La nuit tombe. Tout à coup, j'entends un grand bruit et je vois
le foc qui flotte tout seul dans les airs. Je réalise que les
terribles secousses de la mer ont cassé l'étai, seuls le
foc et sa drisse tiennent maintenant le mât, qui commence à danser
bizarrement d'avant en arrière. Vite, affaler le foc avant que
le mât tombe !
Je me bats contre les coups de boutoir de la
mer pour arriver à affaler
pendant que Fab à la barre fait de son mieux pour tenir le bateau.

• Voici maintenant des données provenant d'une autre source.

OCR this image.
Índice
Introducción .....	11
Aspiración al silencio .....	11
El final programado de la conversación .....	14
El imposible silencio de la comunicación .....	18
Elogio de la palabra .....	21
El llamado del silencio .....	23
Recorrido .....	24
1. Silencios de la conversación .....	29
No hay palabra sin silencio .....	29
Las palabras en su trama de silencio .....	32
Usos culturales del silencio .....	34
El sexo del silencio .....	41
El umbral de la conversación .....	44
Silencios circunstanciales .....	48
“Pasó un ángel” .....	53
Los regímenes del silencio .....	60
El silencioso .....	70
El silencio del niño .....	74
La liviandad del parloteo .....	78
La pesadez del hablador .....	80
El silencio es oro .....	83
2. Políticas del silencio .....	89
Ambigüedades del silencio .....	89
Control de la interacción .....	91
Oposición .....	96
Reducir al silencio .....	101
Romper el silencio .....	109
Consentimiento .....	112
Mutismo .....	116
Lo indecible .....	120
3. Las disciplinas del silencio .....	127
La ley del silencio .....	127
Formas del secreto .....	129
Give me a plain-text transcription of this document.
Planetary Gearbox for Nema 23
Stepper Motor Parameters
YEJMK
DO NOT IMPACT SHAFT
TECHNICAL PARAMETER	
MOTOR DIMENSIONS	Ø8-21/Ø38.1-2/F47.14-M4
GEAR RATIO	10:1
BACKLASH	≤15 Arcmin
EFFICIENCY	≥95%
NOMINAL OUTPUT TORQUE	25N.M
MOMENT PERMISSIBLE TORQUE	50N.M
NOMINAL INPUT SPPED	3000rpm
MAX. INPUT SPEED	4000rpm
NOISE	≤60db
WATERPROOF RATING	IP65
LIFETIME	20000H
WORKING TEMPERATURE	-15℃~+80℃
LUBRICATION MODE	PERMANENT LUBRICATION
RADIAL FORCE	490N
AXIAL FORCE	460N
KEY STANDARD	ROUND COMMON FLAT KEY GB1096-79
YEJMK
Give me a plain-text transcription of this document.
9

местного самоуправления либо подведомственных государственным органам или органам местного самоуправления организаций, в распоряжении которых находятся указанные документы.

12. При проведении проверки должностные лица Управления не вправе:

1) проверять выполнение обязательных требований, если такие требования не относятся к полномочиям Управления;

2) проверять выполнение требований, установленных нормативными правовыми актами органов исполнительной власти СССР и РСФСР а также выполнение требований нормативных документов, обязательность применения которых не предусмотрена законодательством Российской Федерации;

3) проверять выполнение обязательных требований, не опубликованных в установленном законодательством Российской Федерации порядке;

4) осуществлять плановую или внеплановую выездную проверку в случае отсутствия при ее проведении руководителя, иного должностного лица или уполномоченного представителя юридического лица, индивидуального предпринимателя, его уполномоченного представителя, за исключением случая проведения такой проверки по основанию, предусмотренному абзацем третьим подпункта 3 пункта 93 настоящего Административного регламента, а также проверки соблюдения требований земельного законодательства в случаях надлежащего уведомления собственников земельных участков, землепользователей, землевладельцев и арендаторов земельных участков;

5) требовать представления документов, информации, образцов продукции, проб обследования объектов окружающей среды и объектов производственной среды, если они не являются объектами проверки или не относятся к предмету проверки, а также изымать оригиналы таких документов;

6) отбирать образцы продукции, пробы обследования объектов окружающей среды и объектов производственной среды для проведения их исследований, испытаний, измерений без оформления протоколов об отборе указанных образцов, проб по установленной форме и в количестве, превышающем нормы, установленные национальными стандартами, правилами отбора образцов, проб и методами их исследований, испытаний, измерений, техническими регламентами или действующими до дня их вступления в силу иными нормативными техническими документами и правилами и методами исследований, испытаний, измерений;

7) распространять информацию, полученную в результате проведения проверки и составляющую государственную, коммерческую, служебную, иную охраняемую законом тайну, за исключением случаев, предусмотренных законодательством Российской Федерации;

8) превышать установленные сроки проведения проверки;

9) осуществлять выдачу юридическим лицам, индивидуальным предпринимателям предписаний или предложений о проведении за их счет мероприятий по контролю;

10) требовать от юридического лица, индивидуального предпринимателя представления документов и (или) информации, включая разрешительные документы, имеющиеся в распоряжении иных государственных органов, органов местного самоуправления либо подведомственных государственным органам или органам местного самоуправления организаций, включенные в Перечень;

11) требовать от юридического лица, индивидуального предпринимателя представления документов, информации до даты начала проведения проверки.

Heureusement, j’ai un bas étai pour ma trinquette qui permet
au mât de tenir debout un moment jusqu'à la moitié,
jusqu’à ce que je trouve une solution de rechange.
Ouf !
Voilà qui est fait ! J’utilise ma drisse de foc,
en acier, montée sur enrouleur Goiot, pour remplacer l'étai.
Ayant
une drisse textile de rechange, je remets le foc et, vers deux heures
du matin, nous entrons dans la baie de Moreton.
Immense baie que nous devrons traverser au moteur mais, pour cette fin de nuit, nous sommes épuisés. Je jette l’ancre derrière un îlot à l’abri de la mer.